The architecture and planning school has awarded each of the seniors $2,500 to pay for their trip to Cefalù on Aug. 12. There they'll help to set up an exhibit that will include their designs for hotels as well as the designs of 22 other CUA students. The students spent five days in Cefalù last winter, studying the small city and assessing its lodging needs, as part of CUA's study-abroad program in Rome.

During the students' winter visit to Cefalù, the city of 14,000 on the northern Sicilian coast was sleepy, says David Shove-Brown, director of foreign programs for the architecture and planning school. The few small hotels and private homes that provide rooms for tourists seemed adequate, he adds. But in the summer, Cefalù's population balloons, mostly with Italians on holiday.

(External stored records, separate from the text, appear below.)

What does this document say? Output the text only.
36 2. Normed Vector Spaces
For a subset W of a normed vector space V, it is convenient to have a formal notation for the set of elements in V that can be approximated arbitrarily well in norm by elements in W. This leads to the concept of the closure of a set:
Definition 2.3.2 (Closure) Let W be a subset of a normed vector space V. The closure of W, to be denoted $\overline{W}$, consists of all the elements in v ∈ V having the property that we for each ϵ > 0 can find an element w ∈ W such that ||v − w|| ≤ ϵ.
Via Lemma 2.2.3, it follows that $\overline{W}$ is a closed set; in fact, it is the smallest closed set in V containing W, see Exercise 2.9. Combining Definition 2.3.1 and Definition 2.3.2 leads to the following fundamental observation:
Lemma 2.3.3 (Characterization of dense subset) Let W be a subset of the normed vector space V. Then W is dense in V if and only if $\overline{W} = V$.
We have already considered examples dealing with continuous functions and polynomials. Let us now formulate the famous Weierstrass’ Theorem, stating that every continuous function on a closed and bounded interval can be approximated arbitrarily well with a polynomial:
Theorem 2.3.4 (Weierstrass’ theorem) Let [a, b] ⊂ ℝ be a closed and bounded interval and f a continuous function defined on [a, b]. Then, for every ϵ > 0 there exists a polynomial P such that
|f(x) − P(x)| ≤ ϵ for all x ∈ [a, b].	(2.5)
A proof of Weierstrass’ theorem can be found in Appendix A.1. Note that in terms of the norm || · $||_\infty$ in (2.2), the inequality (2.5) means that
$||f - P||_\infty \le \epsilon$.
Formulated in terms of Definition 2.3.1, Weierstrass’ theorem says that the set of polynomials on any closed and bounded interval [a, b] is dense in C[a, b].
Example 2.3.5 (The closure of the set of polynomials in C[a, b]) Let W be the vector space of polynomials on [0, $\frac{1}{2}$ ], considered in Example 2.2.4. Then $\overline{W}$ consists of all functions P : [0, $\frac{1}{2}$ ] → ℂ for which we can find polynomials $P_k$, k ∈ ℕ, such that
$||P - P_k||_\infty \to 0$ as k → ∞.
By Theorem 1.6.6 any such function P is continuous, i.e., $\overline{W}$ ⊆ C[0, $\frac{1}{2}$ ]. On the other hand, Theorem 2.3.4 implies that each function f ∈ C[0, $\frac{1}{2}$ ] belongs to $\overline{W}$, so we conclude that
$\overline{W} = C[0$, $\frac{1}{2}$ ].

The CUA students brought "fresh eyes" to the city's needs and, working with Cefalù officials, developed architectural plans for mixed-use sites that include hotels, cafes, bars and shops. Their plans will be on display as part of the exhibit at Cefalù City Hall, starting Aug. 15.

Evans, of New Britain, Pa., says the time spent in Cefalù, talking to residents and experiencing the culture firsthand, was invaluable in helping him develop his design. Evans, 21, created a hotel design that includes a wavelike entrance reflecting the city's location on the Tyrrhenian Sea and straight walls covered with the kind of vegetation that grows on the 1,000-foot hill behind the city.

A native of Harrisburg, Pa., DeLuca created a design for a 5-to-6-story hotel that he described as "a continuous form" where one room flows into the next and the meeting point of floor and ceiling is beveled rather than set at a 90-degree angle. "It's going to be interesting to stand back at the exhibit and see people's responses to what we've created," he says.


The School of Architecture and Planning at The Catholic University of America is the largest architecture school in the Washington, D.C., metropolitan area. Students use the nation's capital as an architecture laboratory and design in an exciting studio environment on campus. The Bachelor of Science in Architecture preprofessional degree is awarded after four years of study, and the Master of Architecture professional degree is earned after two additional years. Foreign study experiences are offered as well as a joint degree program with the Department of Civil Engineering.